4. Target your support for food banks

On top of the obvious non-perishable foods, the Trussell Trust says donations of toiletries, laundry and washing-up stuff, baby supplies and sanitary towels and tampons are always welcome. The best way to support food banks, though, is to find out what they need from day to day. I follow my local, the Collective Sharehouse, on Instagram, where it posts requests for urgent help. Remember, you can donate time as well as goods: “Food banks are busier than ever and very grateful to anyone who can spare a few hours on a regular basis,” says Ellie Lambert of the Trussell Trust. Help can include picking up or unpacking corporate donations, delivering to most in-need clients and even assistance with social media.

5. Bee prepared

Learn to revive a tired or struggling bee. If it’s wet, put it in the sun; otherwise deposit it on a high-nectar flower such as buddleia or sunflower, wait a while and if that hasn’t helped, offer a little sugar water (two tablespoons of white granulated sugar to one tablespoon of water, left on a spoon or in an eggcup).

6. Go guerrilla gardening

Inspired by the Incredible Edibles movement, create a “propaganda bed” – an easily accessible pot or bed planted with herbs and vegetables for people to help themselves. Label it so passersby know what’s what, and that it’s all free.

7. Give a coat to Calais

During winter, Care4Calais needs coats for refugees in northern France, where 2,000-plus sleep rough. If you have a warm coat in reasonable condition, find a drop off point and pass it on to someone who needs it.

8. Repair something

Repair cafes are booming and, as the BBC One series The Repair Shop shows, they can be a great source of joy. If you are handy with a sewing needle, bikes, carpentry, electricals or computers, your local repair cafe would almost certainly be delighted to have your help. If there isn’t one locally, why not start one?

9. Be a bin hero

Full? Take it out rather than leaving it for someone else in your home. Emptied? Take it in.
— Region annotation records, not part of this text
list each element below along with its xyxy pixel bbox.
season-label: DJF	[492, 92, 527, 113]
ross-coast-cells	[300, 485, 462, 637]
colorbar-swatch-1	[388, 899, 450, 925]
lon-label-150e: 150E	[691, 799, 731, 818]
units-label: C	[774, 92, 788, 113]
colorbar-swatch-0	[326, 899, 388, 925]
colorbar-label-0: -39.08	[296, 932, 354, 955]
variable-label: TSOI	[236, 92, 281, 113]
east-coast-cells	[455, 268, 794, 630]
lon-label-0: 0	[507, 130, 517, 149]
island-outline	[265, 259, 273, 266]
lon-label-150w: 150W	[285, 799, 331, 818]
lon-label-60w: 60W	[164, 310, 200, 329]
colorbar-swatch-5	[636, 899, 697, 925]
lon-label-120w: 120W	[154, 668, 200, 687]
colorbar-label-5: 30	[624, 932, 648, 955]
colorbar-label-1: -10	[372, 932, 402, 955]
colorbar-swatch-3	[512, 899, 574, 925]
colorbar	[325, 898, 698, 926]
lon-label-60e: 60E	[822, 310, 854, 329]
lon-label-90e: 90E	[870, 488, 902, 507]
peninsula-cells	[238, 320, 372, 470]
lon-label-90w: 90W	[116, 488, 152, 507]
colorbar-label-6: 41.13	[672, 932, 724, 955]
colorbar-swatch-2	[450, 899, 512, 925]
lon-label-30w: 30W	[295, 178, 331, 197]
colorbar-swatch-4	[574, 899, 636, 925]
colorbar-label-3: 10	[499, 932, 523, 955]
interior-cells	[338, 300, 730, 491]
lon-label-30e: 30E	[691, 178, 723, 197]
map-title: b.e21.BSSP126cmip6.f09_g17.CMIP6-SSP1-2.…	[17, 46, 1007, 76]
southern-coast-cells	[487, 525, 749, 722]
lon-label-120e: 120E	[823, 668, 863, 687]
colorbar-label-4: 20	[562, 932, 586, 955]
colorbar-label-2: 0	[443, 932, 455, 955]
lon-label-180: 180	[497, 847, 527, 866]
It’s scientifically impossible to be anything other than thrilled when someone else deals with the bins.

10. Help prisoners with reading

About 50% of people in UK prisons struggle with reading. The Shannon Trust helps them to help one another throughout England, Wales and Northern Ireland. “Our prison volunteers train and support prisoner mentors to work one-to-one with learners,” says Karen Ryan, director of prison delivery.

At the moment, the trust particularly needs volunteers in central and eastern England. There is training and support and you are accompanied on your first prison visits. “We know volunteering in a prison setting isn’t for everyone,” Ryan says, “but we also have roles in the community to help people directly with learning or to help our area teams with administration and data collection.”